Extracellular ATP signaling in the rabbit lung: erythrocytes as determinants of vascular resistance.

Previously, it was reported that red blood cells (RBCs) are required to demonstrate participation of nitric oxide (NO) in the regulation of rabbit pulmonary vascular resistance (PVR). RBCs do not synthesize NO; hence, we postulated that ATP, present in millimolar amounts in RBCs, was the mediator, which evoked NO synthesis in the vascular endothelium.

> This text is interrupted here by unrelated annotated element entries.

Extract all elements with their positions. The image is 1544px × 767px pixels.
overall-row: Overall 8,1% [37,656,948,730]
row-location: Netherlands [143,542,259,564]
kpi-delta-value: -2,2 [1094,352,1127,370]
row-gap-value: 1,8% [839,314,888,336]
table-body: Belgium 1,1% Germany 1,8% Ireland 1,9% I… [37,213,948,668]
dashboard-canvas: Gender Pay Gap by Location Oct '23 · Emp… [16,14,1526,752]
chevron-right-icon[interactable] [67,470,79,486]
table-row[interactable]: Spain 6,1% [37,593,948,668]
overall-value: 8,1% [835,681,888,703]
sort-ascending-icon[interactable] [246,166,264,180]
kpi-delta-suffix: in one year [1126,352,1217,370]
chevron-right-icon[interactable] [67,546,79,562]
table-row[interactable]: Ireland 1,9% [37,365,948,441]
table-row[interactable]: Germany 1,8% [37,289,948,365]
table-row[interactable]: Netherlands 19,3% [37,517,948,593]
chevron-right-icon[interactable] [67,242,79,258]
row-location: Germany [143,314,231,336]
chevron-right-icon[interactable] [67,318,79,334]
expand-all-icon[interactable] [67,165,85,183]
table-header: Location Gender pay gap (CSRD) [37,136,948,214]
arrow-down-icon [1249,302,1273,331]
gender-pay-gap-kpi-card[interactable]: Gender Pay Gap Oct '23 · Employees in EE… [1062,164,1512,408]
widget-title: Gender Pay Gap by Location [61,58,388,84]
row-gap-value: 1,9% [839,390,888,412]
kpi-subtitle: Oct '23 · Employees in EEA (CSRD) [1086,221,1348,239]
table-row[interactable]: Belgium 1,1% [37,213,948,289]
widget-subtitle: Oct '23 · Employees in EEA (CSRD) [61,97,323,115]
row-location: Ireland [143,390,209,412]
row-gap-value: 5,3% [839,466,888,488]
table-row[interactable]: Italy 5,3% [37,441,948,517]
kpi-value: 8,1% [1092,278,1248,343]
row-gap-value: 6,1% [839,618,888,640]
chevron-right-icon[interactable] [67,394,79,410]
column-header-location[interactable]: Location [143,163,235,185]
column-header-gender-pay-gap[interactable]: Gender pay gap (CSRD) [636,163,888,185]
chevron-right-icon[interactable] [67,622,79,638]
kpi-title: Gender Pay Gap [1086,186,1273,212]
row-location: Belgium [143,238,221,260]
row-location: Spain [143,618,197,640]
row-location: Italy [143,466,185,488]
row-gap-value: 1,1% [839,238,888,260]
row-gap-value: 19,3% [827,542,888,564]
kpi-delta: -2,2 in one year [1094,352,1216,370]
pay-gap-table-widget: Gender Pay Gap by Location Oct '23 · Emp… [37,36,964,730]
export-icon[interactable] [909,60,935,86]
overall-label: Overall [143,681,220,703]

First, we found that deformation of RBCs, as occurs on passage across the pulmonary circulation with increasing flow rate, evoked increments in ATP release. Here, ATP (300 nM), administered to isolated, salt solution-perfused (PSS) rabbit lungs, decreased total and upstream (arterial) PVR, a response inhibited by NG-nitro-L-arginine methyl ester (L-NAME, 100 microM). In lungs perfused with PSS containing RBCs, L-NAME increased total and upstream PVR. In lungs perfused with PSS containing glibenclamide-treated RBCs, which inhibits ATP release, L-NAME was without effect. Apyrase grade VII (8 U/ml), which degrades ATP to AMP, was without effect on PVR in PSS-perfused lungs. These results are consistent with the hypothesis that ATP, released from RBCs as they traverse the pulmonary circulation, evokes endogenous NO synthesis.